- Initial jobless claims rocket higher, the second week in a row
- Gold may be seeing safe-haven buying due to fears of economic turmoil
- Record inflows into gold ETFs, and substantial premium on gold coins and small bars
The latest data showed US initial jobless claims touched a record 6.64 million, painting a grim picture of the weakness in the country’s labor market. Analysts expected a figure of 3.5 million. The latest jump in jobless claims came on the heels of a 3.8 million rise in the previous week.
“These data certainly suggest that the unemployment rate will peak higher than we previously assumed in the near-term, with a rise above 10% now likely in the coming months,” said Andrew Grantham, senior economist at CIBC.
Gold futures have reacted bullishly to the jobs report. At 12:20 pm ET, the yellow metal’s June contract was trading at $1637.30, up by $46.10, or 2.8%.

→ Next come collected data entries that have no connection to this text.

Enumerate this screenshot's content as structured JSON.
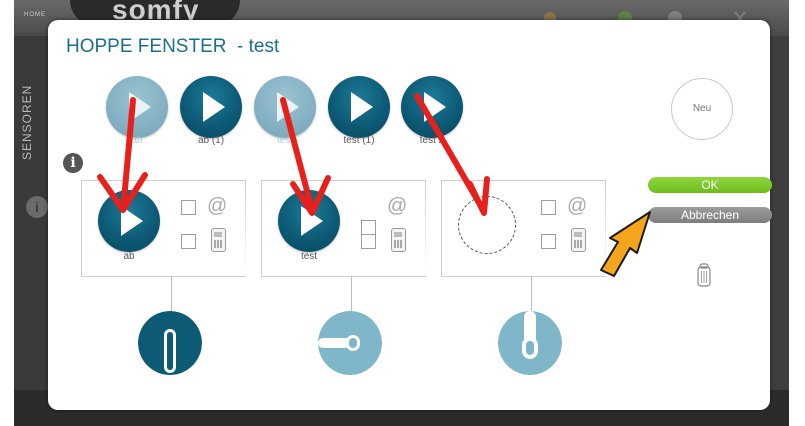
{
  "app": {
    "home_label": "HOME",
    "brand": "somfy",
    "sidebar_label": "SENSOREN"
  },
  "dialog": {
    "title": "HOPPE FENSTER  - test",
    "new_button_label": "Neu",
    "ok_label": "OK",
    "cancel_label": "Abbrechen"
  },
  "scenarios": [
    {
      "label": "ab",
      "state": "dragged"
    },
    {
      "label": "ab (1)",
      "state": "available"
    },
    {
      "label": "test",
      "state": "dragged"
    },
    {
      "label": "test (1)",
      "state": "available"
    },
    {
      "label": "test 2",
      "state": "available"
    }
  ],
  "slots": [
    {
      "scenario_label": "ab",
      "handle_position": "down"
    },
    {
      "scenario_label": "test",
      "handle_position": "horizontal"
    },
    {
      "scenario_label": "",
      "handle_position": "up"
    }
  ],
  "colors": {
    "title": "#1c6f8c",
    "play_button": "#0d5a75",
    "ok_button": "#7ac82a",
    "cancel_button": "#8a8a8a",
    "arrow_red": "#e8201c",
    "arrow_pointer": "#f5a51c"
  },
  "icons": {
    "info": "info-icon",
    "email": "at-sign-icon",
    "sms": "mobile-phone-icon",
    "delete": "trash-icon"
  }
}
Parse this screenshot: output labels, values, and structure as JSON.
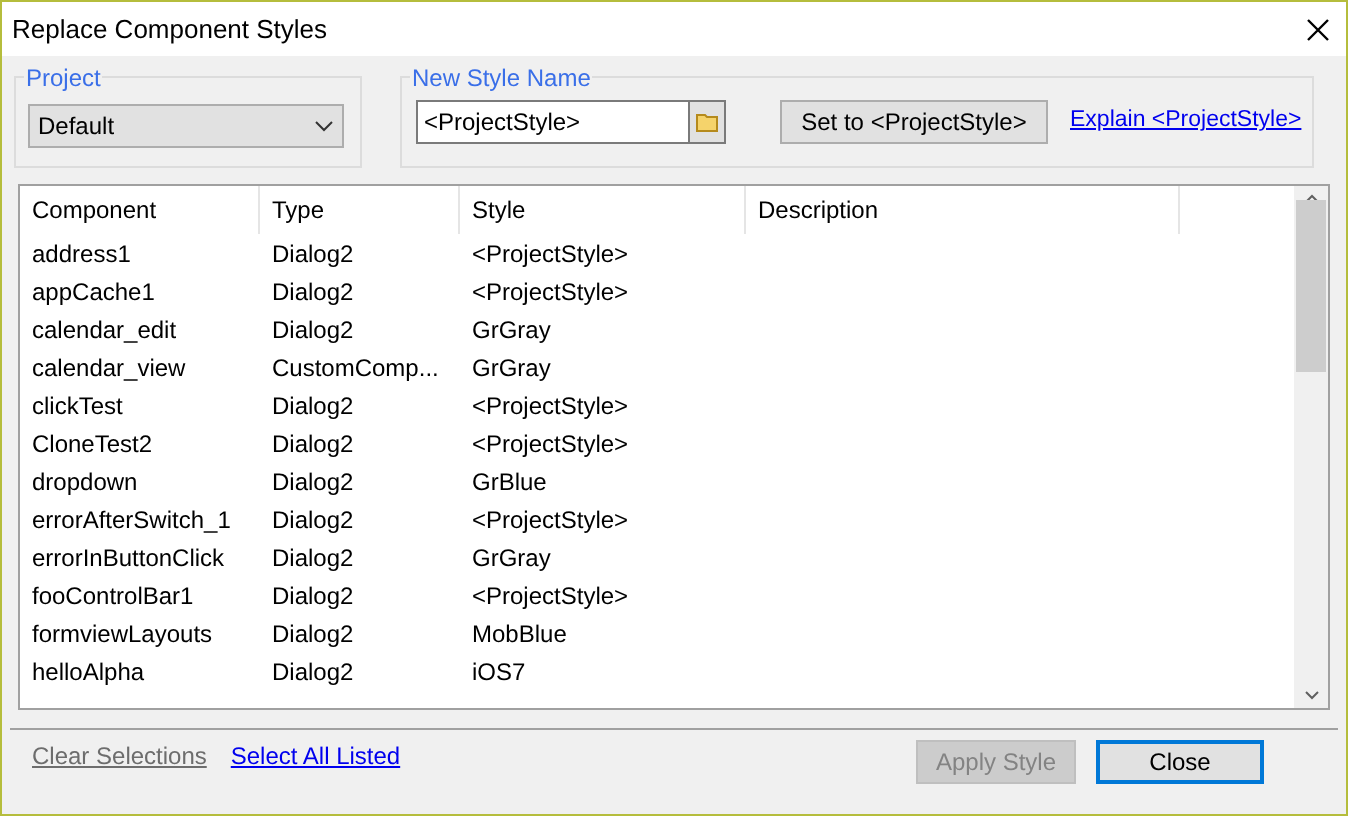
{
  "window": {
    "title": "Replace Component Styles"
  },
  "project": {
    "legend": "Project",
    "value": "Default"
  },
  "new_style": {
    "legend": "New Style Name",
    "value": "<ProjectStyle>",
    "set_button": "Set to <ProjectStyle>",
    "explain_link": "Explain <ProjectStyle>"
  },
  "table": {
    "columns": [
      "Component",
      "Type",
      "Style",
      "Description"
    ],
    "rows": [
      [
        "address1",
        "Dialog2",
        "<ProjectStyle>"
      ],
      [
        "appCache1",
        "Dialog2",
        "<ProjectStyle>"
      ],
      [
        "calendar_edit",
        "Dialog2",
        "GrGray"
      ],
      [
        "calendar_view",
        "CustomComp...",
        "GrGray"
      ],
      [
        "clickTest",
        "Dialog2",
        "<ProjectStyle>"
      ],
      [
        "CloneTest2",
        "Dialog2",
        "<ProjectStyle>"
      ],
      [
        "dropdown",
        "Dialog2",
        "GrBlue"
      ],
      [
        "errorAfterSwitch_1",
        "Dialog2",
        "<ProjectStyle>"
      ],
      [
        "errorInButtonClick",
        "Dialog2",
        "GrGray"
      ],
      [
        "fooControlBar1",
        "Dialog2",
        "<ProjectStyle>"
      ],
      [
        "formviewLayouts",
        "Dialog2",
        "MobBlue"
      ],
      [
        "helloAlpha",
        "Dialog2",
        "iOS7"
      ]
    ]
  },
  "links": [
    {
      "label": "Clear Selections",
      "disabled": true
    },
    {
      "label": "Select All Listed",
      "disabled": false
    }
  ],
  "buttons": [
    {
      "label": "Apply Style",
      "disabled": true,
      "default": false
    },
    {
      "label": "Close",
      "disabled": false,
      "default": true
    }
  ]
}
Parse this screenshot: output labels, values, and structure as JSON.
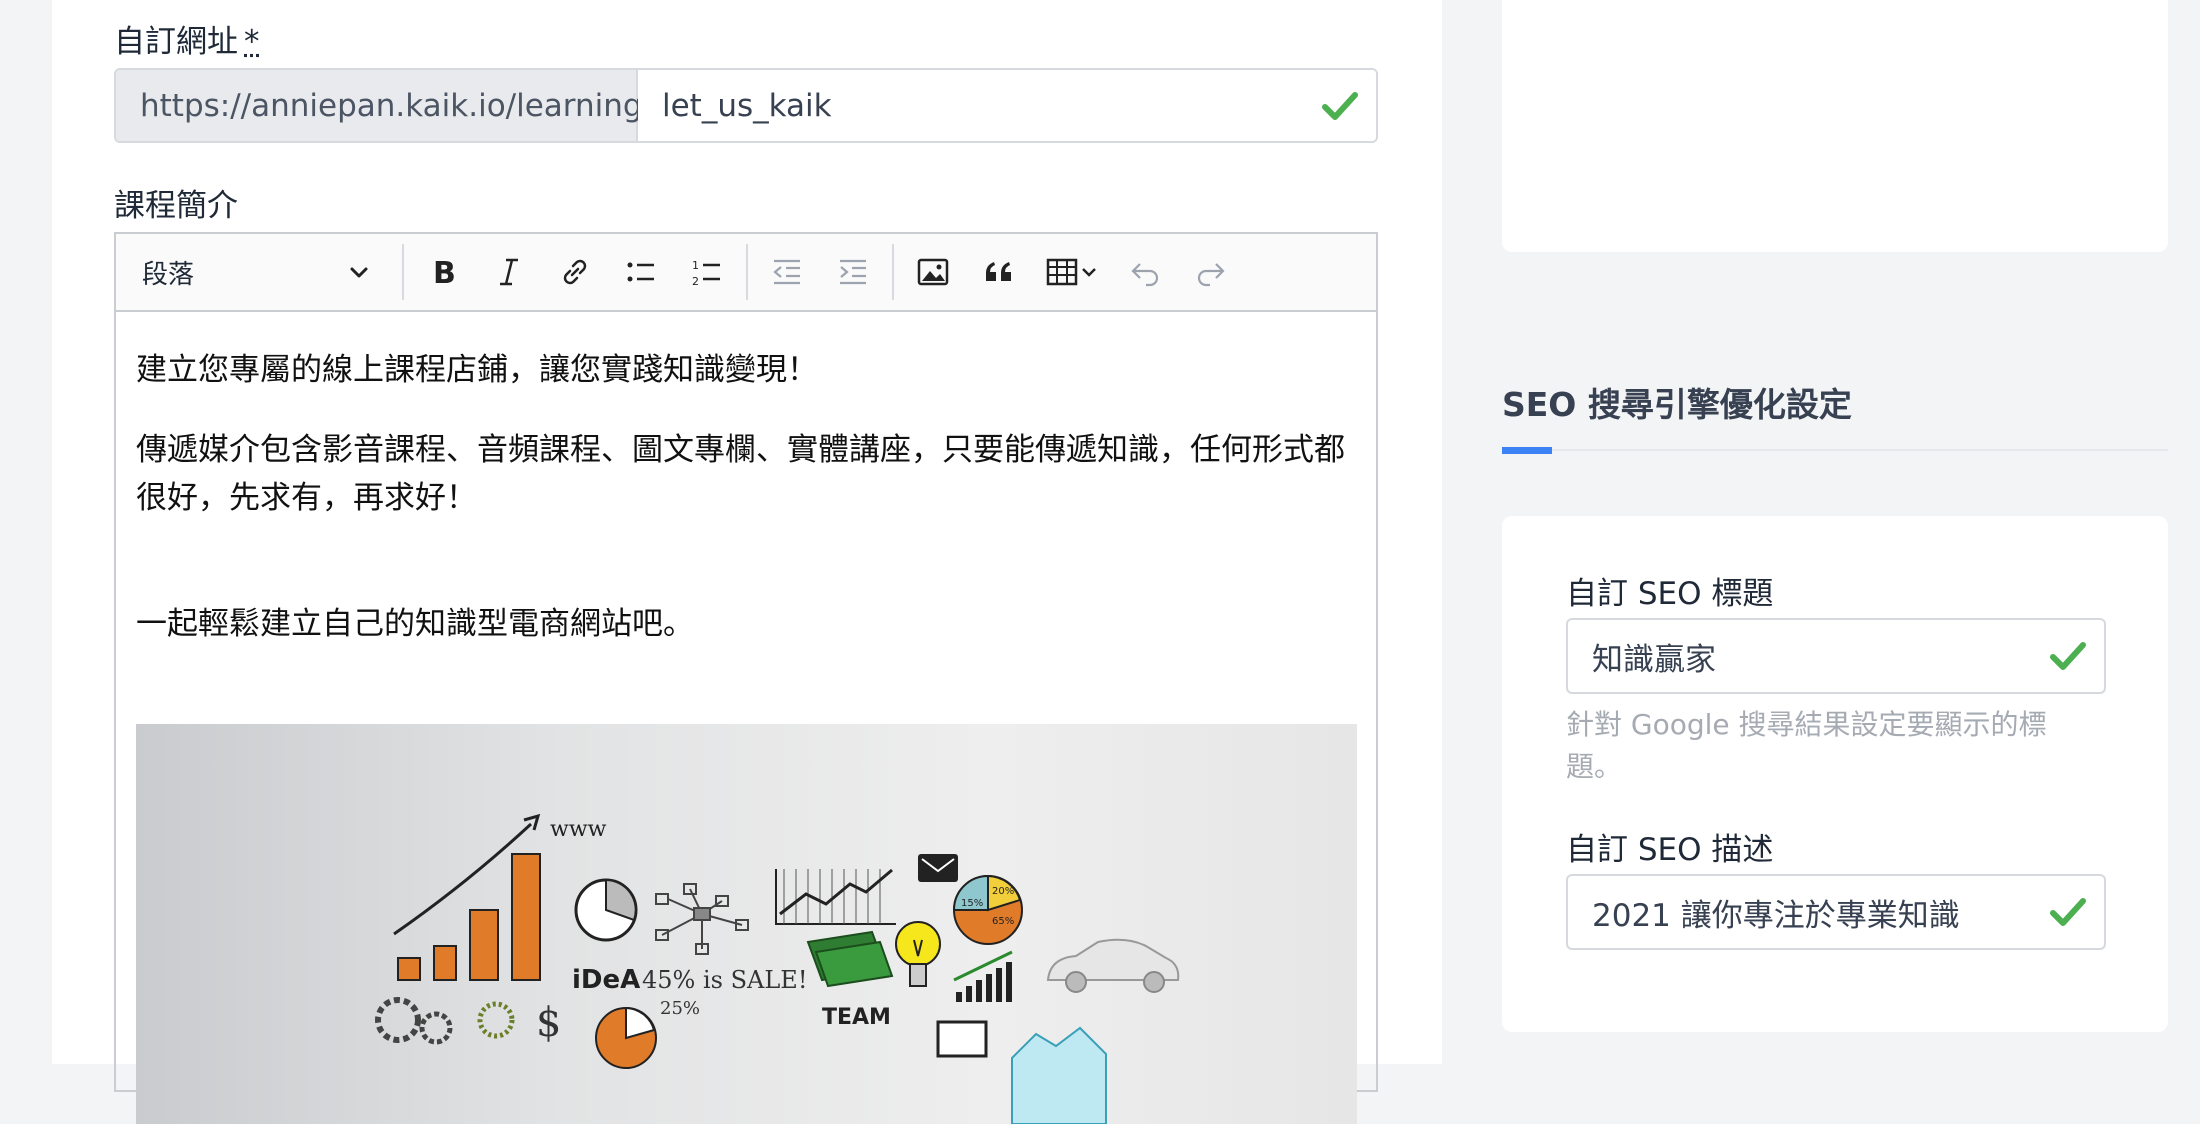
{
  "main": {
    "url_label": "自訂網址",
    "required_mark": "*",
    "url_prefix": "https://anniepan.kaik.io/learning/",
    "url_value": "let_us_kaik",
    "intro_label": "課程簡介",
    "toolbar": {
      "heading_select": "段落"
    },
    "content": {
      "p1": "建立您專屬的線上課程店鋪，讓您實踐知識變現！",
      "p2": "傳遞媒介包含影音課程、音頻課程、圖文專欄、實體講座，只要能傳遞知識，任何形式都很好，先求有，再求好！",
      "p3": "一起輕鬆建立自己的知識型電商網站吧。",
      "image_text": {
        "www": "www",
        "idea": "iDeA",
        "sale": "45% is SALE!",
        "pct": "25%",
        "team": "TEAM",
        "pie_a": "20%",
        "pie_b": "15%",
        "pie_c": "65%"
      }
    }
  },
  "seo": {
    "section_title": "SEO 搜尋引擎優化設定",
    "title_label": "自訂 SEO 標題",
    "title_value": "知識贏家",
    "title_help": "針對 Google 搜尋結果設定要顯示的標題。",
    "desc_label": "自訂 SEO 描述",
    "desc_value": "2021 讓你專注於專業知識"
  },
  "colors": {
    "valid_check": "#4caf50",
    "accent": "#3b82f6"
  }
}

Gold appears to have shrugged off demand worries due to falling demand from central banks and the jewelry industry. Russia has suspended its bullion purchases with effect from April 1.
Gold a haven amidst sloshing liquidity?
Instead, the market is perhaps bidding up gold due to further economic turmoil from the escalating coronavirus pandemic. The jobless numbers could be a forewarning of impending crises that may require further governmental and Fed intervention.
Gold is already expected to benefit from the tsunami of liquidity (read: helicopter money) unleashed by the Fed’s QE and the CARES Act.
“The longer this thing drags out, the worse the situation will be in the longer term. Gold is an asset that should do well through all this turbulence, all the money that is being printed to combat the effects of the virus and the interest rates being dropped to zero,” said Bob Haberkorn, senior market strategist at RJO Futures.
Physical and ETF demand
In what might give a shrewd indication of investors’ sentiment towards gold, they plowed in $2.9 billion into the (nearly) $50 billion SPDR Gold Shares ETF (NYSEARCA: GLD). This was the ETF’s biggest inflow gain since 2009.
In February, holdings of gold at gold-backed ETFs surged to a record 3,000 tonnes according to the World Gold Council.
Meanwhile, Bloomberg reported today that there is an acute shortage of gold coins and small gold bars due to the fear syndrome from the pandemic. Much like oil, these gold forms are facing a dual-shock, only in reverse: an explosion in demand and a decline in supply due to gold refineries under lockdown. It has reached the point that retail buyers have to pay a premium above the spot price to get their hands on coins and small gold bars.
Currently, these premiums are said to rule 10% – 15% above spot prices.